“Don’t just come to work. Come to change.”
McKinsey’s value proposition for its team pretty much captures the essence of consulting firms. Whether it was the economic boom of the 1920s, the professional management era of the 1970s, the IT surge of the 1990s or the implementation of demonetisation in India – companies like McKinsey, BCG, Bain, Ernst & Young etc have influenced nearly every aspect of business. Because of the unique ways in which these companies operate, creating workspaces specially cut out for them presents the most interesting challenges. How does one construct an environment where deals that move the world are made?
I prefer to start by finding ways to express the adage ‘come to change’ through space. I’ve tried to break down a few principles I keep in mind when designing workplaces like these.
Pride and Prestige
One of the key aspects of consulting firms is the nature of talent they attract. It’s a world where cognitive and analytical power is valued over everything else – which is why they hire the best from the most prestigious institutions. These companies even serve as launchpads for some of the most prominent CEOs across the globe. This sense of prestige dominates design. From ergonomically excellent furniture and chairs to the selection of coffee – every element that makes up these workspaces is state of the art.

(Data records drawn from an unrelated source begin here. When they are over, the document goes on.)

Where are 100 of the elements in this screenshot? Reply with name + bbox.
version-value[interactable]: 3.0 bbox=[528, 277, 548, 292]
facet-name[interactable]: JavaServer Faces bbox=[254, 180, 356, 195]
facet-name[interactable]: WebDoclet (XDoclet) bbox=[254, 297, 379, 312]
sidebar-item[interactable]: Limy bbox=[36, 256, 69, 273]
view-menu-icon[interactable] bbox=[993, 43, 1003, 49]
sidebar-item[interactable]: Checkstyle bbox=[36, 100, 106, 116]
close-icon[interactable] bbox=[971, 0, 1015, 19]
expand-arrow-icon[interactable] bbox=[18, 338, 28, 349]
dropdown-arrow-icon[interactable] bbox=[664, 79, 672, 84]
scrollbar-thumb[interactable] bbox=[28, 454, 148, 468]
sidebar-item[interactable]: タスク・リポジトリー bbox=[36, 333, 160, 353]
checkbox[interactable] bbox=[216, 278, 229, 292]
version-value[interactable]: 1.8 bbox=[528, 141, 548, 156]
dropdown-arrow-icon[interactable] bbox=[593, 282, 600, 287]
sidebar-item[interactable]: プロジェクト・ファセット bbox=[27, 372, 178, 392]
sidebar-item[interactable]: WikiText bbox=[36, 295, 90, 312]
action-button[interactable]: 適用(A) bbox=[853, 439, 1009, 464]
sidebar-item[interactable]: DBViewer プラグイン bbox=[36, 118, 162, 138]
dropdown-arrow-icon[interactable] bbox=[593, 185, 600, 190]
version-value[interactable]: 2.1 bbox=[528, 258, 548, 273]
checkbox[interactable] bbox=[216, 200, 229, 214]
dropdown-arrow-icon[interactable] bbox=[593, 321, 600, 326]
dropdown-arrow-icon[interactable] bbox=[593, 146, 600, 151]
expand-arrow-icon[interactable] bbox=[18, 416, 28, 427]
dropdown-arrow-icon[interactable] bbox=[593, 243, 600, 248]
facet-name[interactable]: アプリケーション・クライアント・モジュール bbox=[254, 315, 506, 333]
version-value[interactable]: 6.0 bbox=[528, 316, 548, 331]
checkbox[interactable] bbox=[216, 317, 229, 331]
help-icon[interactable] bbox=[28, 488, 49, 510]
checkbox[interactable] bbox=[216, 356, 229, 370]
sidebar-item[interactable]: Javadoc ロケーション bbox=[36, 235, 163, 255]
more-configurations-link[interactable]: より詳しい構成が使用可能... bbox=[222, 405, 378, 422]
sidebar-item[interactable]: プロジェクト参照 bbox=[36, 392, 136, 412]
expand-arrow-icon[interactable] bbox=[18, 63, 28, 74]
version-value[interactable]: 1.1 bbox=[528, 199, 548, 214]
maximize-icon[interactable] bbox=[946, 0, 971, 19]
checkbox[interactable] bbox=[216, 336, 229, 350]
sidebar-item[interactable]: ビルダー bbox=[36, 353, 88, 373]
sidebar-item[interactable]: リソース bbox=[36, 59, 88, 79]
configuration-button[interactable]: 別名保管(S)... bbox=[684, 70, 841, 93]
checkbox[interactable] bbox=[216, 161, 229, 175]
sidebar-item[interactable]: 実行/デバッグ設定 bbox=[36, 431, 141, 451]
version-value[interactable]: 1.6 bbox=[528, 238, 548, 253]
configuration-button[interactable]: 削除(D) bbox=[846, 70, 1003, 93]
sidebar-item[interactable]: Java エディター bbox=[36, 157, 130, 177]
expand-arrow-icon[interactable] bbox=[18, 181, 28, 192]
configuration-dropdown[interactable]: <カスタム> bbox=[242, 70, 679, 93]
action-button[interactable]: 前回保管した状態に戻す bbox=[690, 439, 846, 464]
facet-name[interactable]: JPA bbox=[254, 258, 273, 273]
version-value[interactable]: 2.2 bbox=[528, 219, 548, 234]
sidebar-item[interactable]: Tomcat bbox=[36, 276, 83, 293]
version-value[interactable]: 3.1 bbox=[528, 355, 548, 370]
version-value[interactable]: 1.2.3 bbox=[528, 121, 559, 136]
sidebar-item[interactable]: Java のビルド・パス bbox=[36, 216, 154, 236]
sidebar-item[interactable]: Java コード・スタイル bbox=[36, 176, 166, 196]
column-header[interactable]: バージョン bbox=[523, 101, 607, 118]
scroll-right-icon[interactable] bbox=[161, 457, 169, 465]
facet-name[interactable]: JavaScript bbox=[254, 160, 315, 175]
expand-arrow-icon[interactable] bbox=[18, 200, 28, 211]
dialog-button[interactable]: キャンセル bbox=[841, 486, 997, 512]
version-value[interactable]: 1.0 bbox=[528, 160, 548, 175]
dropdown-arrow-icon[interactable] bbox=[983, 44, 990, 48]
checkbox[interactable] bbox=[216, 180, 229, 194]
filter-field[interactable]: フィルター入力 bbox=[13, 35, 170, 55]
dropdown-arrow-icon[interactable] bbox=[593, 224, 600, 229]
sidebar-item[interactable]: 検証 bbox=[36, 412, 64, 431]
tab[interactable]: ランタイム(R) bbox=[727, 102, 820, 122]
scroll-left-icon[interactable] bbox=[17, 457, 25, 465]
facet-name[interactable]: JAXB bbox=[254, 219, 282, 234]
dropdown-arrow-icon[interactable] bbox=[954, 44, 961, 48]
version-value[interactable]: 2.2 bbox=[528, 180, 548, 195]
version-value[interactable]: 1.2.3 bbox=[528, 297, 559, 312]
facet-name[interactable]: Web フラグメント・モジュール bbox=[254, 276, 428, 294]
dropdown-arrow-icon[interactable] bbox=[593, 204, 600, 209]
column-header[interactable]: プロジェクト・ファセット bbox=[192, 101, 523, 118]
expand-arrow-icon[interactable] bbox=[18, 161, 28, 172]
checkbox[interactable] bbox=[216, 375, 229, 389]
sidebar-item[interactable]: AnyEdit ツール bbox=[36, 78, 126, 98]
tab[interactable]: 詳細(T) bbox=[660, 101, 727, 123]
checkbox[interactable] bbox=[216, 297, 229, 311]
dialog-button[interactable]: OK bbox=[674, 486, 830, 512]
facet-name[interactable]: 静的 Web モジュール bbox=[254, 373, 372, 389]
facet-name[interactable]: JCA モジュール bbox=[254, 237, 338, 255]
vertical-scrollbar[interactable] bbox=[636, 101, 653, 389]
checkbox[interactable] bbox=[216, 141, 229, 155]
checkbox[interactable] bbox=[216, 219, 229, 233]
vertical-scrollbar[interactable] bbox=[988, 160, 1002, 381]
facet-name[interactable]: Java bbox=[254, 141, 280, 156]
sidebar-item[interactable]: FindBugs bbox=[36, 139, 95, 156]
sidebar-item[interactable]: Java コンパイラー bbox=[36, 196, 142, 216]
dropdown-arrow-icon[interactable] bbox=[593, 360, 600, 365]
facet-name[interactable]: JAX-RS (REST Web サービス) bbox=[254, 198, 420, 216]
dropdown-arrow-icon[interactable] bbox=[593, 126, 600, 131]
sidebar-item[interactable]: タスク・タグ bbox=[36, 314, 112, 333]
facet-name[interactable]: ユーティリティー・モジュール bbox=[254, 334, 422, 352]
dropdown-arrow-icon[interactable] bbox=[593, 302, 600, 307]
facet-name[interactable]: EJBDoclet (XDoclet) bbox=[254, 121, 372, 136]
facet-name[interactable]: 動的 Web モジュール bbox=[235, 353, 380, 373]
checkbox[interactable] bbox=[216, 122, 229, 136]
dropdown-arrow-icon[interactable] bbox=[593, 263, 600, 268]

Another trait of these companies is the global nature of their operations. While they may have branches across the globe, the oneness of the brand is maintained through the colour schemes and layouts. But in spite of the standardisation, there is an emphasis on adding local flavour. For instance, in India, works by celebrated artists are often featured in these spaces alongside sculpted or photographic homages to the city.
Privacy is Paramount
The one thing that clearly separates a consulting firm from the rest of the world is confidentiality. It’s a space where focus time for top-level management is precious. While the open office layout is fast catching up with most industries, for the consulting world, the traditional work structure is more conducive to productivity. Besides, communal spaces are unable to convey the sense of exclusivity and prestige we discussed above. It’s safe to say that while companies like BCG may adopt a mix of open and enclosed spaces to increase cross-team interactions, the CEO suite at a consulting firm is here to stay.
The Friday Effect
This is the most unique aspect of consulting firms. For most part of the week, team members are located at client destinations and it’s only on Fridays that they convene at the base. This mix of inter-city and even international team members makes up a vibrant ecosystem – one that other companies are trying to simulate in coworking environments. This is why most of travelling team members do not occupy permanent desks, leading to a more flexible set-up. Private meeting rooms are made abundant, allowing enough room to work out of.
Most business degree holders in these organisations are also tech graduates. It’s only natural for these workplaces to be the earliest adopters of modern office technology and automation like Microsoft’s Surface Hubs and futuristic pods equipped with everything from Bluetooth to video calling capability. These may not exactly qualify as breakthrough technology. But while most companies would treat these as attractive luxuries, for a consulting firm in the near future, these would be staples.
While the rest of the world is still grappling with technology and its impact on marketing, the consulting firms are already ahead of the curb. Closer home, some credible sources report that a certain consulting giant could soon be taking over a prominent advertising and marketing conglomerate. This marriage of data and creativity is how the consulting world is making good on its promise of ‘change’ – by changing not just the way business functions, but by leading the change itself. As Accenture’s tagline puts it, “New isn’t on the way. We’re applying it right now.”